The Monk and Monkette have returned from the notsofrozen notquitetundra of their New Year's trip to Poland and I'm nearly over my jet lag. Good to see at least two nice results over our break: Penn State won its bowl game (that's 3-for-3 against Tennessee) and Boise State shocked Oklahoma. Too bad I missed the latter.
This weekend we had a true rarity in professional sports: all the NFL home teams won. This means the Cowpatties and my sorry Giants are able to set up tee times. Some quick thoughts from the weekend's NFL games:
(1) Herm Edwards ultimately does not have a clue. The Monk does not think he's a good game coach. The Chiefs ran LJ only 13 times, their interior line was dominated by a notoriously small and questionable Indy defense and Trent Green (a 4000-yard passer last year) was ineffective. Of all performances this weekend, the Chiefs had the worst: sub 200 yards against a poor defense, 44 rushing yards against a team that hadn't held any opponent under 100 all year, 430+ yards of offense for the Colts, etc. That game was worse than the 23-8 scoreline and the Chiefs supposedly had the best matchup of all the wild card teams.
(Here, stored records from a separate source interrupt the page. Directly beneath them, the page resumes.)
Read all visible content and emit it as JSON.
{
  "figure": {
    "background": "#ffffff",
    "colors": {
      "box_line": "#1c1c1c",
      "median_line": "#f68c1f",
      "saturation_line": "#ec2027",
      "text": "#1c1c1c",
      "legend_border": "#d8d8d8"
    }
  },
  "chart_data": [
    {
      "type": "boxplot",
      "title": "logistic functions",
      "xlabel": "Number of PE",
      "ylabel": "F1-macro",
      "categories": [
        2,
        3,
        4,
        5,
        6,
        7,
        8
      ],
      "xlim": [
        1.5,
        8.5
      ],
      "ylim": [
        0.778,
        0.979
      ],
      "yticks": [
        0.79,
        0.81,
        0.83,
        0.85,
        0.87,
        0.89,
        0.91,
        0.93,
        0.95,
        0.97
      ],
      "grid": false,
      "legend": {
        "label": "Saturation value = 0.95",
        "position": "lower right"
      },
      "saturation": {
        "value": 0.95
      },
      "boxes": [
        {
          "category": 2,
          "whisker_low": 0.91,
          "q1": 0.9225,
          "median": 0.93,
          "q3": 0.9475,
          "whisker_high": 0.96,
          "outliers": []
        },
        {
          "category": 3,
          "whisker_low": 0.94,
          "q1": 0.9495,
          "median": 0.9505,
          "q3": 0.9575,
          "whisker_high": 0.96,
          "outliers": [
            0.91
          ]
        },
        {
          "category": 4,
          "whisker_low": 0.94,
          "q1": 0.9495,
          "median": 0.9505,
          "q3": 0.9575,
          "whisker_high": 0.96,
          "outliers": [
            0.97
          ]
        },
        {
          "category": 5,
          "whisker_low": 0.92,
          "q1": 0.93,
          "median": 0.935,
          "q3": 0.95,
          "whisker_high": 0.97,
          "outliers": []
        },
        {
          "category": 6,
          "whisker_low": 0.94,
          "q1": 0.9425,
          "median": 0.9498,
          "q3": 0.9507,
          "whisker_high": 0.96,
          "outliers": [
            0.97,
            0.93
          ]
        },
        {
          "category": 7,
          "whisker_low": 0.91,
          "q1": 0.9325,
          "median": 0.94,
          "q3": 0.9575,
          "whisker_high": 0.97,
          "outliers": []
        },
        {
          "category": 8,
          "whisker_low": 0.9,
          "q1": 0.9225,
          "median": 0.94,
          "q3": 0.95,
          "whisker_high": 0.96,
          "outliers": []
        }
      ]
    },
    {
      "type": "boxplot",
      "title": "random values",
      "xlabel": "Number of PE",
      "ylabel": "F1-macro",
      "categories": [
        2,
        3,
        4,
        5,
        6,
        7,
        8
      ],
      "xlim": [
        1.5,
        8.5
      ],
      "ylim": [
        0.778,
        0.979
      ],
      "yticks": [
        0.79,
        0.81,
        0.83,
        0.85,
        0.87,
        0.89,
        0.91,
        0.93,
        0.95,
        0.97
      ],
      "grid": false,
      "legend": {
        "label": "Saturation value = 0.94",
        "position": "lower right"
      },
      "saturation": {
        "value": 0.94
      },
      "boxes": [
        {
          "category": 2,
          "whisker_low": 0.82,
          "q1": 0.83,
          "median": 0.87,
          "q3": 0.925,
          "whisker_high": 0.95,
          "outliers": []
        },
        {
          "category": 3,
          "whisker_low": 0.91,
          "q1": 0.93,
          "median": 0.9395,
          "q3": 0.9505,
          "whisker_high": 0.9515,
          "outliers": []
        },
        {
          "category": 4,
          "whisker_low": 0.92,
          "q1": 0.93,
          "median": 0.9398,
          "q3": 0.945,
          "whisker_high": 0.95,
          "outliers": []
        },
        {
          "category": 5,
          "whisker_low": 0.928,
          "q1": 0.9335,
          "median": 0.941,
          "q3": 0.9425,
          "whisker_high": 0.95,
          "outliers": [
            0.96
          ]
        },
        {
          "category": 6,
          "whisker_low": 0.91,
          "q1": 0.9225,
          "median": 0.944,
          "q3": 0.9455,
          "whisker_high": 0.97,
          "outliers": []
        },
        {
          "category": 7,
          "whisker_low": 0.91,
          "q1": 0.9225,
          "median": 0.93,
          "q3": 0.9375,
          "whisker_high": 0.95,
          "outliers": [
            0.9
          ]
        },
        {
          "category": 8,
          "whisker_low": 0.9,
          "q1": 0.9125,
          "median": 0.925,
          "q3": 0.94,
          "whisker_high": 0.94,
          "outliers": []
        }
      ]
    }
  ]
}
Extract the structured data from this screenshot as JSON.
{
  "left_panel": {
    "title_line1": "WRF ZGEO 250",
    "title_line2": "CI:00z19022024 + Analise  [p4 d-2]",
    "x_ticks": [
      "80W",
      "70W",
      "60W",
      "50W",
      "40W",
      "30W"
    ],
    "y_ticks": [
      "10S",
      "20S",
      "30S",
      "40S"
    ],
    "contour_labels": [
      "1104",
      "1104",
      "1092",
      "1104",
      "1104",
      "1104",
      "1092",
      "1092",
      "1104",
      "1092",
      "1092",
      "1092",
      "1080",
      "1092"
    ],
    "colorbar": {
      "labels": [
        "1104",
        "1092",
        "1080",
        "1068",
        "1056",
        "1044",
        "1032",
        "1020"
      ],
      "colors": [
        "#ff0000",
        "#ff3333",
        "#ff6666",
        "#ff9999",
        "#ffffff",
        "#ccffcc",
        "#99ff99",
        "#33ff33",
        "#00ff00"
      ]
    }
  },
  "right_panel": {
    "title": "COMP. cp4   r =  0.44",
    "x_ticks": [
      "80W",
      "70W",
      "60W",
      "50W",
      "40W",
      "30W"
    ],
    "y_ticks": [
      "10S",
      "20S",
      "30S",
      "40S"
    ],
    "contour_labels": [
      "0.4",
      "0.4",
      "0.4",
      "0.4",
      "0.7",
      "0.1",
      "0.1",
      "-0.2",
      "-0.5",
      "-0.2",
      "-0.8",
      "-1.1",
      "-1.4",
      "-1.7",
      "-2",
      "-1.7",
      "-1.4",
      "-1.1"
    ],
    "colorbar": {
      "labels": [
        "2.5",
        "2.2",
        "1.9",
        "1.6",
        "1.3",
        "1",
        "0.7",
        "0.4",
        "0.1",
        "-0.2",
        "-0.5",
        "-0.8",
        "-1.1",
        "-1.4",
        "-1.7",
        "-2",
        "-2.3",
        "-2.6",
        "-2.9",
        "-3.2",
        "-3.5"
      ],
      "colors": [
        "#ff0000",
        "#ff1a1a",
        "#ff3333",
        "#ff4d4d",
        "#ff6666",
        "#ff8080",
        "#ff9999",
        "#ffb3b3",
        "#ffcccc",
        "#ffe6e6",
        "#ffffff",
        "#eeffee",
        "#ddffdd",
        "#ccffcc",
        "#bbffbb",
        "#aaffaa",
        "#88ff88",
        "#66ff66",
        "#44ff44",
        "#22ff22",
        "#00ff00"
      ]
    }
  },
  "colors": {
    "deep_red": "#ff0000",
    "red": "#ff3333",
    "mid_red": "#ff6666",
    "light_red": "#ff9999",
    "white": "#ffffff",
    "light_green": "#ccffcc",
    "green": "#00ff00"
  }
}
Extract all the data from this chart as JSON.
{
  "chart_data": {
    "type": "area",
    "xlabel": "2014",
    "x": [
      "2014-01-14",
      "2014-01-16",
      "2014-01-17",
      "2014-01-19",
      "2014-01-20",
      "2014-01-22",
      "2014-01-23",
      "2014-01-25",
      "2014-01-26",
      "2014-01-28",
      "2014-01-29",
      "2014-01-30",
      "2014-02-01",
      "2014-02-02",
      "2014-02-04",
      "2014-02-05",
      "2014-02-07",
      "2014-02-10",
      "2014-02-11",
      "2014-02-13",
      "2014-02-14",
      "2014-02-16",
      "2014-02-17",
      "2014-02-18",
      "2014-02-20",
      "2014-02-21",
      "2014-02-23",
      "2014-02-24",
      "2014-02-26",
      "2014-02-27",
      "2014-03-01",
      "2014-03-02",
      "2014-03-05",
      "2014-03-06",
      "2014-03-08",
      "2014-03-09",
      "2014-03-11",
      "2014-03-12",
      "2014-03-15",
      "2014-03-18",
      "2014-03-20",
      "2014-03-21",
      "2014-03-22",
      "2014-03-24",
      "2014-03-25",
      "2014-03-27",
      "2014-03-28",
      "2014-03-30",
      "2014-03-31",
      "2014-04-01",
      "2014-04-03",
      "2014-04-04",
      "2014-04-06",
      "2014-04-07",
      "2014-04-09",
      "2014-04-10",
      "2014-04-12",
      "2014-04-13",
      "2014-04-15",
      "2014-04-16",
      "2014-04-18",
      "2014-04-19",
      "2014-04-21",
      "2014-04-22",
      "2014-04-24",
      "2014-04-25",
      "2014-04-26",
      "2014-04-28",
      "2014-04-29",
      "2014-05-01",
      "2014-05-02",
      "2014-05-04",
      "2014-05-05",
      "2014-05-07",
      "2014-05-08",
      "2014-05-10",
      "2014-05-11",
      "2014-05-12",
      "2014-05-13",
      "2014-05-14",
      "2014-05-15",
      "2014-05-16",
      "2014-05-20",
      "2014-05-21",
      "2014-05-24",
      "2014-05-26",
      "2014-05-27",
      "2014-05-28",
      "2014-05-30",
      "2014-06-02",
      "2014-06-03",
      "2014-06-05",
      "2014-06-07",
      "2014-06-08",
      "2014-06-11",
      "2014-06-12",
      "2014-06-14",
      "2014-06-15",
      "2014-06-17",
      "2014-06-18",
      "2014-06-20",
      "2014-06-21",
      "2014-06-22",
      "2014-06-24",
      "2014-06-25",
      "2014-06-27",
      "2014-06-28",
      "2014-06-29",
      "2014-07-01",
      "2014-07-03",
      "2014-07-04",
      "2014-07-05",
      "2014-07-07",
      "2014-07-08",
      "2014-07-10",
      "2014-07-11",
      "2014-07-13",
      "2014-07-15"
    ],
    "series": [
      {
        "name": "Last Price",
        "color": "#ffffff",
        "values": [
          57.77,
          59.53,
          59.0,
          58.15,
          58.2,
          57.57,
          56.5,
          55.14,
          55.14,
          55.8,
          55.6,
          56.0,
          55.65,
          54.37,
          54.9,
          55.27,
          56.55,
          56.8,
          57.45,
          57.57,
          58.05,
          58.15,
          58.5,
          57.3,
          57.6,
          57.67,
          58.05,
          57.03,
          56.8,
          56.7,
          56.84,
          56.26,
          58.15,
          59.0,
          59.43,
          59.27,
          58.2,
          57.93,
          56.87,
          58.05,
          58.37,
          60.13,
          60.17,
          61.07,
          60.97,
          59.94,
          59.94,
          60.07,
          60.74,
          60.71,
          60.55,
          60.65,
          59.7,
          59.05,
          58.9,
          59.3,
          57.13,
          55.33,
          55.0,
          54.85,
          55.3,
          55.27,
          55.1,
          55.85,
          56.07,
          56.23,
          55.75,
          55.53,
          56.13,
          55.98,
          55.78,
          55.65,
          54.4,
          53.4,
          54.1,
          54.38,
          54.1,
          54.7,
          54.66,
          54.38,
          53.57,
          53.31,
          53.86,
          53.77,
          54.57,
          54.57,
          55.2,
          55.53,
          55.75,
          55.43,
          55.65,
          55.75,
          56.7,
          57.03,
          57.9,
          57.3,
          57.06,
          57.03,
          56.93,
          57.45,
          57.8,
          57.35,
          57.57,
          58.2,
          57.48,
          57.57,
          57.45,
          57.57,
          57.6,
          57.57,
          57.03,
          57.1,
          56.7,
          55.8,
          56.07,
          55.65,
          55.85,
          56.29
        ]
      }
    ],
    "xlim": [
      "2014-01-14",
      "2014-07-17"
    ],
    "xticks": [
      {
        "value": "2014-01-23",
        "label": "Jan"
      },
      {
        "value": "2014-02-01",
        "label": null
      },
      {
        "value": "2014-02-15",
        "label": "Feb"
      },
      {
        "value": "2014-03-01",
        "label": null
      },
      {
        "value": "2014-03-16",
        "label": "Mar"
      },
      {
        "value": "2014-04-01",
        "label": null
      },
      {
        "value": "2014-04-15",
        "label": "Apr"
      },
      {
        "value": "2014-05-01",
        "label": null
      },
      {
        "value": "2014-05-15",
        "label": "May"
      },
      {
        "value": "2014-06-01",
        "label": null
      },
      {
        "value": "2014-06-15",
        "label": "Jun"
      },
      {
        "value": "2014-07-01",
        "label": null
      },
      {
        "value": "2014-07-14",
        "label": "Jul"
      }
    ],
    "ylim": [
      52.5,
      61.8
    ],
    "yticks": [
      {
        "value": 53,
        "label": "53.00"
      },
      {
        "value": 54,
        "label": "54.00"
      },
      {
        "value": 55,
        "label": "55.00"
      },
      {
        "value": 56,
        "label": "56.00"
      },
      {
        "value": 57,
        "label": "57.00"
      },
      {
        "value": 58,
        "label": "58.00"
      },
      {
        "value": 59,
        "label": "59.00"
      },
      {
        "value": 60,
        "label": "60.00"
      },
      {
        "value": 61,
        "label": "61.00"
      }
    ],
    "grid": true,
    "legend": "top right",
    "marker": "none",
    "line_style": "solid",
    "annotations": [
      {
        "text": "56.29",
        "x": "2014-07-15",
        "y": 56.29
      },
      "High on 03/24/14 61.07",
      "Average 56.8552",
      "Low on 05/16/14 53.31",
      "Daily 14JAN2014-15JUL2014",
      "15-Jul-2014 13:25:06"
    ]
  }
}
(2) The Giants have to be rated among the disappointments of the season. The defense played well for about 1/3 the season, the revamped secondary was subpar even when healthy, Osi Umenyiora never approached his rookie season production (never mind last season's Pro Bowl quality work), Manning looked clueless for much of the year, the team never developed a WR to help Burress when Toomer went out. The team visibly wilted in some games and didn't show up against New Orleans. Ultimately, the coach is wrong for the players. Coughlin should go, and so should Tim Lewis the subpar defensive coordinator.
(3) Credit the Jets, who played the Pats closer than 37-16. Then again, credit Bill Belichick and his staff for drafting up a gameplan that enabled the Pats to carve up a team they'd already seen twice this year.
(4) The key play for the Cowboys in their loss to Seattle was the horrendous receiver screen near their own goal line that resulted in the S'Hawks' safety and reignited that team. Ever since Joe Thiesman threw the interception on a near-own-goal-line screen that paved the way for the Raiders to stomp the Redskins in SB XVIII, the play has been out of fashion at the least. With a battering-ram runner like Marion Barber, the Cowmanures should just have pounded their way out of their bad field position.